The young people who make up a significant portion of Sanders’ movement “are not clueless dreamers. The harsh realities of employment precarity, debt, low wages, inequality, climate change, etc., have forced young Americans to reassess their circumstances in a cold, harsh light.”

If life in America is basically peachy keen, then the small-bore reforms proposed by Clinton and the neoliberal technocrats who helm the Democratic Party make a lot of sense.

If, on the other hand, the status quo is intolerable—as it is for millions of Americans—then what Sanders calls “political revolution” becomes a moral imperative.

Clinton and Sanders offered America’s millennials two futures.

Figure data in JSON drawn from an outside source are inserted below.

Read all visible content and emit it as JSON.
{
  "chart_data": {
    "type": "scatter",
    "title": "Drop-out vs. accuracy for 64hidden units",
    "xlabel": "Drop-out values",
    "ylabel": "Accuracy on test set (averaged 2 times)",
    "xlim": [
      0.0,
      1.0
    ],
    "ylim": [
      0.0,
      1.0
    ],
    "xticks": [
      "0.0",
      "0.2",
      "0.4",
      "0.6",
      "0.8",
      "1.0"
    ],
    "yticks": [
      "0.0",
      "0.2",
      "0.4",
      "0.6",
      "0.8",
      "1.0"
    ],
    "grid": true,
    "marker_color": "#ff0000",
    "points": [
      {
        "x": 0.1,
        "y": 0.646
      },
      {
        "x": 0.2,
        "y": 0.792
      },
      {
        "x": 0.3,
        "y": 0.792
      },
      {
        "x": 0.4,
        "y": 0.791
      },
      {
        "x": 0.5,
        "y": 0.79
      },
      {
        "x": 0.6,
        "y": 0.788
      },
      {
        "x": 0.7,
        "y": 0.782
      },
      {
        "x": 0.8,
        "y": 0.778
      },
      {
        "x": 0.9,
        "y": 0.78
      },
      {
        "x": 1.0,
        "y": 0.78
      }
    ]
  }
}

They made their choice.

Tom Cahill at the similarly out-of-the-way U.S. Uncut gave readers further cause to resist the seductions of defeatism by pointing out that “Sanders is largely holding up to the bar set by nationally-respected pollster Nate Silver in states needed to win the Democratic nomination.”

While Sanders narrowly lost Massachusetts to Clinton by 2 points on Super Tuesday, he won Minnesota, Vermont, Colorado, and Oklahoma by larger-than-expected margins, and he faces a much more favorable electorate in states voting after March 15. If Sanders stays within 150 delegates by that benchmark, he can potentially narrow Clinton’s lead in the spring and overtake her in the summer as Sanders-favorable coastal states take to the polls.

Hillary Clinton and her surrogates in the press hope Sanders’ early losses will demoralize his supporters. But Sanders has defied the odds from the start. The nomination process is far from over and he has promised to fight to the finish. If you like what he’s offering, don’t give up on him—because he’s not giving up on you.